Pro: Your kitchen sink is broken, but there’s no need to worry. You’re only a doorbell away from getting that baby fixed.
Con: Your landlord notices the things that you broke or ruined in your apartment and takes notes of what to deduct from your deposit.
Pro: You feel safer bringing home random online dates because your landlord is just a scream away.
Con: You can’t bring home TOO many dates without feeling really judged.
Pro: Mail deliveries are a lot easier because your landlord can sign for your packages.
Con: Your landlord now knows how much you shop online and that you subscribe to weird magazines.
Pro: You can’t find your apartment key. Good thing the main key holder lives above you and can grant you access to your humble abode.
Con: Your landlord knows how often you have drunkenly locked yourself out.
Pro: Because your landlord lives in your building, your friends never expect you to throw house parties or host the pregaming (i.e., you don’t have a huge mess of empty bottles and pizza boxes to clean up the next day).

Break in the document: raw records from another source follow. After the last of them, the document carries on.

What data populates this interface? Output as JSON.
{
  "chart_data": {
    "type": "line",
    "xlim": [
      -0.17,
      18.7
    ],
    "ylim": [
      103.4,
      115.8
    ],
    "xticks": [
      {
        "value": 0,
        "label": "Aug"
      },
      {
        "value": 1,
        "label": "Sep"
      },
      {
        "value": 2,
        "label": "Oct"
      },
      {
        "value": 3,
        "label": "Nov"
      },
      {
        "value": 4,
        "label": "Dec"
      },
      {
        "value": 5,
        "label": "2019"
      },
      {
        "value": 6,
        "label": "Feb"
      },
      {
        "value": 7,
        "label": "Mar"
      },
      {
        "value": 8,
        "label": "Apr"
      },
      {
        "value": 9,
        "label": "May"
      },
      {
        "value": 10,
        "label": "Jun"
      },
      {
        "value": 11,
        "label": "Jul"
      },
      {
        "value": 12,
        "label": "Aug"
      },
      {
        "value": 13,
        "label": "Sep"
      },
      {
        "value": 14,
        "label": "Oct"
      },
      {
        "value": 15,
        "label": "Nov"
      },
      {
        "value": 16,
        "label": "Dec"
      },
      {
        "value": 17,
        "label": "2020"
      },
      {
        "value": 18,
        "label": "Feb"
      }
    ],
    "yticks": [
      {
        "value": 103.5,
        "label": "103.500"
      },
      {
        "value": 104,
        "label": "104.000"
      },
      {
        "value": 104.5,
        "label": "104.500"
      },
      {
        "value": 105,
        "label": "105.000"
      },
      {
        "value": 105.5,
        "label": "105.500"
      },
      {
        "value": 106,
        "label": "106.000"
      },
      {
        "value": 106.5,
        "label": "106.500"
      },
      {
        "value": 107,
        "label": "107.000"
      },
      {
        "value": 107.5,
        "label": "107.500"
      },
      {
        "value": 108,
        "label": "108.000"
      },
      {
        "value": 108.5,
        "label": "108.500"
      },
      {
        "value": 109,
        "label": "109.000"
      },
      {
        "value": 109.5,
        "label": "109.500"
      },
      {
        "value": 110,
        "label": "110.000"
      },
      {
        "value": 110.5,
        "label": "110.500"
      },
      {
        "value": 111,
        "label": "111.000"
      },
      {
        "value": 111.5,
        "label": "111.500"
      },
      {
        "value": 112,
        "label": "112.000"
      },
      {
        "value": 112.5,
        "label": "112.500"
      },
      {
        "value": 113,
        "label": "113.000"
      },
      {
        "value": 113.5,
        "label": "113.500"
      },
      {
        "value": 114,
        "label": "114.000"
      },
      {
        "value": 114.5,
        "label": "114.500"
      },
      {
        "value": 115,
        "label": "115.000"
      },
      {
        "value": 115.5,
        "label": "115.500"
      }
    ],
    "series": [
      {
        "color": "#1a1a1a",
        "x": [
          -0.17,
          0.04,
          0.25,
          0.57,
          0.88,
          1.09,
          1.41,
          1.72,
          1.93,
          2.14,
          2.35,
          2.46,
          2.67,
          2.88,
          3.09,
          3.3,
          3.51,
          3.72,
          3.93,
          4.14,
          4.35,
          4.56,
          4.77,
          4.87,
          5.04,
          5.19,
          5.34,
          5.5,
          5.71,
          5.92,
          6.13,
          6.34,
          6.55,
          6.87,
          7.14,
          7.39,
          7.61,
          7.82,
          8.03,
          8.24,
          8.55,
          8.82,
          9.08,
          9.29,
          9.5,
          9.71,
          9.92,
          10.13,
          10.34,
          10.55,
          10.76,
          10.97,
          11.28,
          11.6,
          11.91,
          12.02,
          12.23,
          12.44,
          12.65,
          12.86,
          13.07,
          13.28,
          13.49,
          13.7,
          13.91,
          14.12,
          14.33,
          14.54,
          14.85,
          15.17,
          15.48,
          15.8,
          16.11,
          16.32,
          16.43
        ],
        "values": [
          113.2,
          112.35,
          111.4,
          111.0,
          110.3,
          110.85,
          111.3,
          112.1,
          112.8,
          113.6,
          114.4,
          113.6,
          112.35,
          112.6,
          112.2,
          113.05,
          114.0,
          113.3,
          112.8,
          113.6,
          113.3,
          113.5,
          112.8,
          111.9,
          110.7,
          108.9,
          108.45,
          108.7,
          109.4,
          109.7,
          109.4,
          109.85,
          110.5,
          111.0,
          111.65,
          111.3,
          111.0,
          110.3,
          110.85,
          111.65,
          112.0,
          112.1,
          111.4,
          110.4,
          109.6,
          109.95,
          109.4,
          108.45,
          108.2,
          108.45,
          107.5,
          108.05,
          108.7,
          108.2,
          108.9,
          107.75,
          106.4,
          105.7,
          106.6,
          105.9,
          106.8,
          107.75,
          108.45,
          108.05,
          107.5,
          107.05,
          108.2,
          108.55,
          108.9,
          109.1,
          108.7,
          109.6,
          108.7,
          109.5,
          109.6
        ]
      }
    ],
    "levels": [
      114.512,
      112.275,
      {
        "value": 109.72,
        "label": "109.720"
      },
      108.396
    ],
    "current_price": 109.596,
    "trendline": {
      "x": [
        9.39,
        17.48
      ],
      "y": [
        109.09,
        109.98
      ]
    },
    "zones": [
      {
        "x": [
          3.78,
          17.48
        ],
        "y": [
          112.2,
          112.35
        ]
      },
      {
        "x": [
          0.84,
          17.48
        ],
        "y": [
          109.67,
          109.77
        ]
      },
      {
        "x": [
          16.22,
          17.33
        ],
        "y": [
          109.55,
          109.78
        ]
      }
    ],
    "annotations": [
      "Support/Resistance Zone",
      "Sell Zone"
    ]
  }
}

Con: Having any friends over – especially loud ones – is risky business. Your fun will likely equal a ruined reputation and permanent silent judgment from your landlord.
Pro: Your landlord can watch over your house while you’re out of town, pick up your mail, water your plants, etc.
Con: You can’t Airbnb or sublet your apartment without him/her knowing you’re breaking the lease.
Pro: Since your landlord lives upstairs, you have a lot of face-to-face interactions with them. Think of this as an opportunity to kiss their ass and make them like you as a tenant.
Con: Having a lot of face time with your landlord means you risk being seen inebriated, hungover, or just a terrible tenant.
Pro: You are a 30-second walk away from paying rent. Convenience is always a plus.
Con: You are a 30-second walk away from paying rent. There is no excuse for a late payment.